One of the brand’s newest recruits, Rapinoe is a vocal advocate for LGBTQIA+ rights, and works with the Gay, Lesbian & Straight Education Network (GLSEN) and Athlete Ally.
The footballer has earned a host of awards and titles through her incredible career, and solidified her status as an activist when she knelt during the national anthem at an international match as an act of solidarity with Colin Kaepernick.
She, along with 27 of her US Women’s Soccer teammates sued the United States Soccer Federation in 2019 for gender discrimination in efforts to receive equal pay.
Speaking to the NYT, Rapinoe said the old Victoria’s Secret was ‘patriarchal, sexist, viewing not just what it meant to be sexy but what the clothes were trying to accomplish through a male lens and through what men desired.
‘And it was very much marketed toward younger women,’ which promoted a ‘really harmful’ message.
Meanwhile, a source told Page Six of the overhaul: ‘It’s a group of women inspiring change and positivity.
‘It’s another step they’re taking towards transforming the brand. The entire industry thought Victoria Secret was done’.
Another insider added: ‘[The Collective] is completely cause-driven… The idea is to create this community of outsiders looking in. It’s a new generation for the brand that is more about inclusivity.
‘And they [Victoria’s Secret] needed it if they wanted to stay afloat. The brand was stuck in an era that never evolved. It’s a different world now.’
Former chief marketing officer, Ed Razek, left Victoria’s Secret in 2018 after claiming the public wasn’t interested in seeing plus-size or transgender models on the catwalk, admitting ‘The show is a fantasy.’
The day he left, trans model Valentina Sampaio shot her first campaign for the lingerie brand.
Following Razek’s comments the annual Victoria’s Secret Catwalk show, which began in 1995, was cancelled and has not returned since.
In 2020, more than 100 models signed an open letter to the then CEO of Victoria’s Secret calling for him to take action on the company’s ‘culture of misogyny and abuse’.
The letter urged John Mehas to end what the group – which included Christy Turlington Burns, Iskra Lawrence, Edie Campbell, Amber Valletta and Felicity Hayward – described as an ‘entrenched culture of misogyny’ at the lingerie chain.
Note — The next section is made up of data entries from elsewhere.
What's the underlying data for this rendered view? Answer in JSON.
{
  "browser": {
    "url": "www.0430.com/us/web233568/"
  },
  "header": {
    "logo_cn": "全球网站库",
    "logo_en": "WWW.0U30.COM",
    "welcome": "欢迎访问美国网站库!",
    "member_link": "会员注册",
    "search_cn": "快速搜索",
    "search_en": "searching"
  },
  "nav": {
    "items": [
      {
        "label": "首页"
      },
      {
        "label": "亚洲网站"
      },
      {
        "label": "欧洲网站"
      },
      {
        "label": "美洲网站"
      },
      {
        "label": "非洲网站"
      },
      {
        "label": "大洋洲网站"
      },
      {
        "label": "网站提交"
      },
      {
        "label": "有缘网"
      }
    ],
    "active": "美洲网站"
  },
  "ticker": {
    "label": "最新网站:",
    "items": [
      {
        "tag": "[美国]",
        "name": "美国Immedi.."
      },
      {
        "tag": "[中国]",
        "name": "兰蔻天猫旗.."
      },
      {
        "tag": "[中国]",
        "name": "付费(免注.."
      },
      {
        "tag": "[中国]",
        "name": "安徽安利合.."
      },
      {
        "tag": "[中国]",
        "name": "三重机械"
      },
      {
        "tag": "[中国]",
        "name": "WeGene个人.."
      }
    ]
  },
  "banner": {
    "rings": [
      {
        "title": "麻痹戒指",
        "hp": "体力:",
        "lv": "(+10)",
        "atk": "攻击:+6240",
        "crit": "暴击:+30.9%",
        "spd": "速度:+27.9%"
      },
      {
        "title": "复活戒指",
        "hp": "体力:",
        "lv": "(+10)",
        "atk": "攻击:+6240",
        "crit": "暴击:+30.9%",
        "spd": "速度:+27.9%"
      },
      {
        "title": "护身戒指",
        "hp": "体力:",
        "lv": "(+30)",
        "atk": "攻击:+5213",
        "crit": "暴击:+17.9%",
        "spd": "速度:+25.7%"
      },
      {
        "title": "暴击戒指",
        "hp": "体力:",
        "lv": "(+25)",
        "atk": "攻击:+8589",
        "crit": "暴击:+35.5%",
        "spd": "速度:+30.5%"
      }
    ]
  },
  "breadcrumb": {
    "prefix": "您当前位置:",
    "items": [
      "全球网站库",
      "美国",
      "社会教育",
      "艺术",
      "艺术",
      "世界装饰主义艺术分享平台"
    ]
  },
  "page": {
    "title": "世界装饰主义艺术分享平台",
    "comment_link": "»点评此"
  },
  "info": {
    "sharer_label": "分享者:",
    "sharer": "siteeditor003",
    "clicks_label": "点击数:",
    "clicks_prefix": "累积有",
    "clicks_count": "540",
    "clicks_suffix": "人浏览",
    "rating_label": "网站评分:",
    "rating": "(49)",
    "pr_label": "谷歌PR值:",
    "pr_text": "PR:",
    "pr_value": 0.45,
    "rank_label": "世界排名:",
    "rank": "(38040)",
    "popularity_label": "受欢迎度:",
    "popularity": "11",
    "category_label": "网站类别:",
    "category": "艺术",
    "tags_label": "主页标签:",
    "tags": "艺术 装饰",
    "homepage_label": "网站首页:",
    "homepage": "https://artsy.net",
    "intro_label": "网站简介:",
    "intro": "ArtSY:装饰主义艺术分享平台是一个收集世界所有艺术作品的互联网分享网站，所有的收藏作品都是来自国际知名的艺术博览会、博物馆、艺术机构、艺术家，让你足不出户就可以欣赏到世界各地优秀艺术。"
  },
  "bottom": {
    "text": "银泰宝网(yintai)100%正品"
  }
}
Adding to the controversy, it revealed that Leslie Wexner, the billionaire founder of Victoria Secret parent company L Brands, had ‘business ties’ to now-deceased sex predator Jeffrey Epstein.
For decades, Wexner was Epstein’s only publicly named client as a financial advisor, and the billionaire appears to be a key source of the $500 million fortune that Epstein left behind when he died in 2019.
A cloud of mystery has surrounded the two men’s relationship, and internal investigations commissioned by L Brands resulted in Wexner stepping down as CEO and then resigning from the board, though the findings were not made public.
Wexner has never been criminally accused of involvement in Epstein’s sex crimes, and despite rampant speculation, no evidence has emerged that the two men were romantically involved.
Last year, Wexner severed his last official ties with the L Brands, the retail giant that he founded in 1963, stepping down from the board after resigning as CEO.
Wexner, 83, along with his wife Abigail, did not stand for reelection to the board in May.
In January, L Brands shareholders filed a lawsuit alleging that the retail tycoon and his wife Abigail not only knew about Epstein’s conduct but allowed him to ‘use their home for liaisons with victims.’
It further claims that Wexner was so close to Epstein that he ‘knew or should have known’ that the dead pedophile was posing as a modeling recruiter for Victoria’s Secret to prey on aspiring young girls.
The bombshell allegations are part of a shareholder lawsuit brought against senior leadership at L Brands, the global fashion retailer.